Noria posa des jours de congés qu'elle n'utilisait presque plus de peur de prendre goût aux impasses et se jeta dans l'aventure en emportant un peu de sa faille dans son sac a dos; et trois jours plus tard, ils débarquaient d'un biplan sur la bande enherbée de la piste qui réduisait l'aéroport D'Ushuaia a sa plus simple expression; elle découvrit une ville, faite de baraques qui ressemblaient aux cases d'anciens bagnards relégués au marges septentrionales de l'exclusion dans le grand froid; d'un regard circulaire elle constata que l'horizon était crénelé physiquement tout autour d'elle, et eux de suite le sentiment d'une région plus concrète de la vie, ou l'existence ne se perdait pas dans la contemplation d'horizons plus éthérés; le plateau sur lequel  reposait la ville était une plaque cernée de crêtes enneigées qui faisait D'Ushuaia une vie émergée du fond d'un cratère, d'un choc trés violent; une grande secousse de vent la fit chalouper a travers la ville au bras de l'oncle jusqu'à un hôtel de forme absolument carré ou la chambre louée se trouva être un de ces plus merveilleux faux croisement des temps, incrustée d'histoire improbables, et que le bon goût nomme mauvais goût, entre la chambre d'Elvis a Graceland et celle de louis quatorze a Versailles.
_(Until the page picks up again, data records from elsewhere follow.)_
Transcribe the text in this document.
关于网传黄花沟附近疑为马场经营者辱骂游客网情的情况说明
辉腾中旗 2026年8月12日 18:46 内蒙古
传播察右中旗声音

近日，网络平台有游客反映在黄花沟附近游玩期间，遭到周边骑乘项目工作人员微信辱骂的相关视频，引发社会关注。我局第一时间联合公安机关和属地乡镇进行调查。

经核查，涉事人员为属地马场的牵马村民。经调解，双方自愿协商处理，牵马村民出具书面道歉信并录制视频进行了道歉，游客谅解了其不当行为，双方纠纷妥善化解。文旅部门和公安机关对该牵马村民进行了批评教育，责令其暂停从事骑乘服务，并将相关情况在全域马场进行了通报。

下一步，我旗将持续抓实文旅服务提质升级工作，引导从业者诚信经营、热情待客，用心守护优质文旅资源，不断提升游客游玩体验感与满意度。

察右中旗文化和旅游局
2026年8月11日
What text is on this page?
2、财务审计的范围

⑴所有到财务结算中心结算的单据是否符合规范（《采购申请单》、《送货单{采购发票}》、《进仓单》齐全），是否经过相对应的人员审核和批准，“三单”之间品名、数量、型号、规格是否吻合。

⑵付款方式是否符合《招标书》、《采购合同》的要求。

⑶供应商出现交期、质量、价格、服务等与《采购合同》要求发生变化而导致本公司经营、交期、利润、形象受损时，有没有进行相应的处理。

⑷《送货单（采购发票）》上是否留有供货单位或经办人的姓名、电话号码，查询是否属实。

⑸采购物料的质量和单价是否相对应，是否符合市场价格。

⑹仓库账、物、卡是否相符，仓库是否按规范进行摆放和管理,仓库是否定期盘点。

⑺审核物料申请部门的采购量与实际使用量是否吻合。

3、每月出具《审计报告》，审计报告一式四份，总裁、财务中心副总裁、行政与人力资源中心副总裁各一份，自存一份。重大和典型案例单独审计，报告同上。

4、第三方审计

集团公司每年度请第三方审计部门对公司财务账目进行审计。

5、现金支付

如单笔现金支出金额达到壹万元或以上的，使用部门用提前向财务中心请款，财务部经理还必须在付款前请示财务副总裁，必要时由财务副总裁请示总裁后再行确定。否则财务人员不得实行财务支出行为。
La chimère était toute tendue de soie bleue ; la literie était matelassée de coton peigné du même bleu que les murs; ils posèrent leur sac a dos sur des lits a baldaquin et Noria s'endormit dans un rêve sans ombre.

 

La géographie verticale de la pertinence concrète de son rêve la saisit comme ces sensations de vertiges qu'éprouvent les somnolants quand ils marchent parfois dans leurs rêves, mais étrangement elle connu cette expérience en sens inverse; la glace lui cingle le visage, elle est accrochée a la paroi de granit comme un insecte que le vent peut précipité dans le vide a tout instant; mais elle ne tremble pas; la corde qui la relie a son oncle se perd dans les bourrasques, l'oncle est au-dessus d'elle, elle n'en sait rien, mais en a la certitude, elle ne peut absolument pas le voir, et pourtant elle le croit bien arrimé si bien qu'elle en eprouve une possibilité infinie de s'abandonner; la tempête s'est levée de façon imprévisible, et elle repense a ce que lui a dit son oncle au refuge qui a disparu sous les nuées; que le temps favorable, le temps prévisible était l'imprévisibilité qui donne a creuser sa voie; et cette pensée la réchauffe maintenant comme une eau de vie et un bon café, et soulève son âme dans le sens contraire du désespoir, et avec plus de force encore que le vent; elle sent alors qu'elle habite son corps autrement non plus accroché ou suspendue a la falaise, mais y jouant de tous ses membres avec une fiabilité d'insecte et une agilité de virtuose; au réveil il lui sembla que jamais encore encore elle n'avait habité son corps de cette façon; elle en toucha deux mots a l'oncle qui y vit un présage pour elle et une confirmation pour lui, de ce qu'il croyait être le corps capable d'escalader les pics les plus vertigineux, qu'ils étaient habitées de l'âme de la plus grande beauté, celle d'une forme qui est aussi une idée, d'une force qui est aussi visée qui a la fois transcende le corps, et l'habite.